Lazy rascals, spending their substance, and more, in riotous living

In a May that began with demonstrations for open borders and against the war…

Adam asks, “what happened to Hardt and Negri?” An interesting question; the current lack of interest in them is rather surprising, given that Empire was and is pretty much entirely correct. I was reminded of this by a post on ads without products, in which:

When it gets to the stuff that lies outside of the so-called “information economy” – when it comes to the relatively minor items like a roof over your head or food on the table or a stable income, I’ll be damned if I can see how non-market social-sharing systems are going to help a whole lot.

Now this is right and, as the post and comments emphasize, open source is no threat to capitalism. But the important point of Hardt and Negri’s analysis of immaterial labor is to look at this the other way round; it’s not that open source will provide us with food and housing, but that the things that deprive us of food and housing are increasingly overlapping with issues of control over information. The science of biofuels and genetically modified corn are immaterial components in the current very material food shortages; likewise, new forms of finance capital are the immaterial specificities of the sub-prime mortgage crisis that is kicking people out of their homes. On international politics, Empire remains accurate, too; indeed, the discussion of the role of nuclear weapons in making all wars in Empire interminable could have been written to describe the choice between Hilary “Bomb Iran” Clinton and Barack “Bomb Pakistan” Obama.

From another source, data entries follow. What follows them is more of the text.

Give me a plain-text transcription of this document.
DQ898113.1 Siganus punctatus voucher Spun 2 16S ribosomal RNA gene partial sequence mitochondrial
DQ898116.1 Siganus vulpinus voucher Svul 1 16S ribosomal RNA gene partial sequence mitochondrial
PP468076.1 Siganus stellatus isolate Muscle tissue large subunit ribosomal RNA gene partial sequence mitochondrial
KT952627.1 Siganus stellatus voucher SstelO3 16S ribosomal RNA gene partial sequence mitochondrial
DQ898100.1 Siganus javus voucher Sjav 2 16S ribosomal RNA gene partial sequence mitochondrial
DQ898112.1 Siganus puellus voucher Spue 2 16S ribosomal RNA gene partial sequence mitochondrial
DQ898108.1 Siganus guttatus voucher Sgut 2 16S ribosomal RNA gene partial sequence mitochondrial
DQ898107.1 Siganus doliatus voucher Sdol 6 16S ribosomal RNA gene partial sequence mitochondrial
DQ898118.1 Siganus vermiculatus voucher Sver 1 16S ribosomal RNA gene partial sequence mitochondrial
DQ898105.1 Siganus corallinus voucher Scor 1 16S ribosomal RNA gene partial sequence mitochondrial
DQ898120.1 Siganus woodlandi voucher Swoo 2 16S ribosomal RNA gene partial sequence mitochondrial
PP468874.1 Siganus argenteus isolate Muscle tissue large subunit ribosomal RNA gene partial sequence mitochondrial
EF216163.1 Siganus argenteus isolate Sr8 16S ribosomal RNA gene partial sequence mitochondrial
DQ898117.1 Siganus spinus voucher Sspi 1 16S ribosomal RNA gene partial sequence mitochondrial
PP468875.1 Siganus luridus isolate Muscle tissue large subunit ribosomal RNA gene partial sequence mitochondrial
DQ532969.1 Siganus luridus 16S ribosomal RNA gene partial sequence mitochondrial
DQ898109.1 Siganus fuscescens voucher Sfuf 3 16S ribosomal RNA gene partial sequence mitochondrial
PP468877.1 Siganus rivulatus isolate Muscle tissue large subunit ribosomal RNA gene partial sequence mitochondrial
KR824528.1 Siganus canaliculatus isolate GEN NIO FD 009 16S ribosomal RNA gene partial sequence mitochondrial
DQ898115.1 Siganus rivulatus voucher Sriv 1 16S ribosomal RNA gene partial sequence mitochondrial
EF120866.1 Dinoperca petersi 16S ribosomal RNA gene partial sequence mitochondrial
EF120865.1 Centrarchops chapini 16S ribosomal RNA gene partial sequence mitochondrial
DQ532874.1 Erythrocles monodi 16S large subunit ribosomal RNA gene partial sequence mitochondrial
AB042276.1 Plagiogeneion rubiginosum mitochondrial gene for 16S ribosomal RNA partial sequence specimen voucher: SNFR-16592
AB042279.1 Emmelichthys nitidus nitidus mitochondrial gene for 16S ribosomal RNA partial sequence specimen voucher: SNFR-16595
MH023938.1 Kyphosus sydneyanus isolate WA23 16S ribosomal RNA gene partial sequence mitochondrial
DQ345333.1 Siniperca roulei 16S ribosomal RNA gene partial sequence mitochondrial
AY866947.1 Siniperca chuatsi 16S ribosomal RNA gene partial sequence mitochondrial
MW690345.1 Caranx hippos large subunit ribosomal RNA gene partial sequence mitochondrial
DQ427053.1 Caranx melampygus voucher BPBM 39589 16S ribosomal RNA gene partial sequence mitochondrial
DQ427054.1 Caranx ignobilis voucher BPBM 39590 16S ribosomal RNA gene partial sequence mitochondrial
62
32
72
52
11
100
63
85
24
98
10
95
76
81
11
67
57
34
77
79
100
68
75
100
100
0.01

So, why the fall in Hardt and Negri’s stock? Adam is probably right that they rather made themselves irrelevant by failing to stick to their guns after 9/11. However, I wonder, too, if the problem isn’t partly that Hardt and Negri are, well, too political. Jodi has been writing about the circulating drive of left academia, in which the concept of the political is put forward precisely to prevent anyone advocating an actual program. Žižek manages to stay in this game because his programatic statements are bound up with his ironic Stalinism (though I think the real irony is that he actually is a Stalinist, just as I ironically like Britney Spears in order to cover up the fact that I’m a fan non-ironically, too). Hardt and Negri don’t have that ambiguity and perhaps for that reason have been less effective than Žižek of late.